Prosecutors in Egypt’s Sharqia province said Sunday they were investigating the deaths of four coronavirus patients at a public hospital after a video of nurses struggling to keep the patients alive was shared on social media.
Reports said the deaths were caused by a lack of oxygen at the Husainiyah government-run intensive care unit treating COVID-19 patients. But Governor Mamdouh Ghorab said the patients died because they suffered chronic diseases in addition to the virus.

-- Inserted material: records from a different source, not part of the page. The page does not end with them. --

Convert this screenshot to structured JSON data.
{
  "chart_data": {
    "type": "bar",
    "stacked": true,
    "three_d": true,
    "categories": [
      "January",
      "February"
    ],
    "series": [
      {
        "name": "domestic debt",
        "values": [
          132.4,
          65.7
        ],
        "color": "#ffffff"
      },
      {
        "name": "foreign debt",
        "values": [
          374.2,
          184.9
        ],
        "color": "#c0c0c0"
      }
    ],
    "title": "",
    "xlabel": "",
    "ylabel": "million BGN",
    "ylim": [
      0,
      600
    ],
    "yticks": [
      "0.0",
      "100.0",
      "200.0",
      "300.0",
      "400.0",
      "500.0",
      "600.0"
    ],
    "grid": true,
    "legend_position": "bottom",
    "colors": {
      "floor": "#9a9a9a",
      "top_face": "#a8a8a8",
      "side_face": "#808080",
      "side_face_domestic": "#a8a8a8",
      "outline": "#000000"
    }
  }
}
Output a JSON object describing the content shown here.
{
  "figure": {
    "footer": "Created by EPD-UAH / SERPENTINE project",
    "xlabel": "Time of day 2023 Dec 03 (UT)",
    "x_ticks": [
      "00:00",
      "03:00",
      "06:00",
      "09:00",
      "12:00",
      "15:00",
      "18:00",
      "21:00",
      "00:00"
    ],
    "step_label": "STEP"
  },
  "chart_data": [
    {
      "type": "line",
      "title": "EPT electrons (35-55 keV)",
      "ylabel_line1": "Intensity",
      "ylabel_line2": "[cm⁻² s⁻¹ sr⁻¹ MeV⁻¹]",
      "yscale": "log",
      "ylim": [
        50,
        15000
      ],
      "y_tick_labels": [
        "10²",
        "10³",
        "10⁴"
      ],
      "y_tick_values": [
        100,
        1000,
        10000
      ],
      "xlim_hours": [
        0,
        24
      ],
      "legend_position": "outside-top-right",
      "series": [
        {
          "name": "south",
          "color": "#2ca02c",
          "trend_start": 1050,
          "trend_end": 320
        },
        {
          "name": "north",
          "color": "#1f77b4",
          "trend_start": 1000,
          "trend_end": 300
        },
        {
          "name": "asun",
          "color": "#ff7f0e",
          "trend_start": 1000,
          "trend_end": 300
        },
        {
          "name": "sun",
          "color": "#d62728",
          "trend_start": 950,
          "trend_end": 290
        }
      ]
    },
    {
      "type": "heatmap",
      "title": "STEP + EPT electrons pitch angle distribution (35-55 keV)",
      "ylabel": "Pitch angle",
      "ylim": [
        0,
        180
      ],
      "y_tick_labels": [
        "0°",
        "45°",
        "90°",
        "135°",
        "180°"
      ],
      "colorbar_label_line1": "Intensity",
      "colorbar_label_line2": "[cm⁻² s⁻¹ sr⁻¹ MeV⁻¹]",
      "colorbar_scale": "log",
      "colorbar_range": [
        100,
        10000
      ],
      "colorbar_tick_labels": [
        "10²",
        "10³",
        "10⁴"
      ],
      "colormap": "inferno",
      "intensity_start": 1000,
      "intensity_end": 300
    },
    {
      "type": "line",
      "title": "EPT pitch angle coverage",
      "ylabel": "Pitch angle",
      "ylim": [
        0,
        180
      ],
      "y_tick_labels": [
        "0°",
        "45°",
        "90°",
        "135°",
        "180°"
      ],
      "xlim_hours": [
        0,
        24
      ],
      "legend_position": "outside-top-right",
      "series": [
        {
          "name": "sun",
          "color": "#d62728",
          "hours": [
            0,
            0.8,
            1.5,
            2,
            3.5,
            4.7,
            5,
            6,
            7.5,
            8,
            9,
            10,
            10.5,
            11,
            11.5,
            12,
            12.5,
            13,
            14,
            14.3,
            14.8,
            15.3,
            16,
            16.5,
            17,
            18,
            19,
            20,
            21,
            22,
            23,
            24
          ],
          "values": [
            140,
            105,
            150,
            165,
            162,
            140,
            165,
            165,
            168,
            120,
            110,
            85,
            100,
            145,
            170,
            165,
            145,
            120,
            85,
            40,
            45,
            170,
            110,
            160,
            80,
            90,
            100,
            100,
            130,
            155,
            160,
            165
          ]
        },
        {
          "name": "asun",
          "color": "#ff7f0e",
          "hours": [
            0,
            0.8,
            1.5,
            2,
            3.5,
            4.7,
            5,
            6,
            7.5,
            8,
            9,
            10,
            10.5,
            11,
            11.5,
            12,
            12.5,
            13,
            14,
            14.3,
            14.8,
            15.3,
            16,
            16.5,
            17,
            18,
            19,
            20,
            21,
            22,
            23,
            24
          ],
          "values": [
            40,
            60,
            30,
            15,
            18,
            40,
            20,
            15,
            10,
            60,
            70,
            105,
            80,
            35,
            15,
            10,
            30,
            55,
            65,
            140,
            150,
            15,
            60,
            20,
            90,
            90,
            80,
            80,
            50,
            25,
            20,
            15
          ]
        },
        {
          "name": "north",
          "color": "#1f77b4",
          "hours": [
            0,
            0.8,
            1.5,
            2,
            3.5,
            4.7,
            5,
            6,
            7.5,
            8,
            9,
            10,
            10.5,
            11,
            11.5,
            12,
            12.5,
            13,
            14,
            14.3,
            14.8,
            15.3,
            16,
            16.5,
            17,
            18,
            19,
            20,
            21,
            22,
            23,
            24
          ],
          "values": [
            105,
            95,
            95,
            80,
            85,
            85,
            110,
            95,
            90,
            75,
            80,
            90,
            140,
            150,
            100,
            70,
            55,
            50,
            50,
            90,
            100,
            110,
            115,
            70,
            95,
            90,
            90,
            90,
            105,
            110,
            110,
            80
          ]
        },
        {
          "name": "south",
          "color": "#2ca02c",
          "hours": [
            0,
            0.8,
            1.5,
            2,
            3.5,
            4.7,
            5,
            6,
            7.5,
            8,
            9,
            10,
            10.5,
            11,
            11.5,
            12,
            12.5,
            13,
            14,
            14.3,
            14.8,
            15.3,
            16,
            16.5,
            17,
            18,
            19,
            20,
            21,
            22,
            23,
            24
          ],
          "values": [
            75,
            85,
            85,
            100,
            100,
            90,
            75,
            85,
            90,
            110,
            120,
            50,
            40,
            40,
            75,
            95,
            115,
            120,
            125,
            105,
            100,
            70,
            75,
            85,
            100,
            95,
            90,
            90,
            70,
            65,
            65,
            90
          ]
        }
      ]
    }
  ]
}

The four dead were two women in their 60s and two men, 76 and 44 years old, according to a local news outlet.
Egypt's top health authority has announced that a Chinese vaccine made by Sinopharm has been approved for emergency use, and inoculations would begin within two weeks. In televised comments Saturday, Health Minister Hala Zayed said negotiations were also underway to procure two other vaccines — one from Oxford University and AstraZeneca, as well as one from Pfizer and its German partner BioNTech.
Finance Minister Mohamed Maait said last month that the government has contracted to purchase 20 million doses of the Pfizer/BioNTech vaccine and 30 million doses of the AstraZeneca vaccine.
Egypt has seen a spike in daily reported COVID-19 cases in recent weeks.
The Health Ministry announced over 1,400 new cases and 54 deaths on Saturday, one of the highest official daily tallies since the start of the pandemic last year.
Overall, Egypt has reported 140,878 confirmed cases, including 7,741 deaths.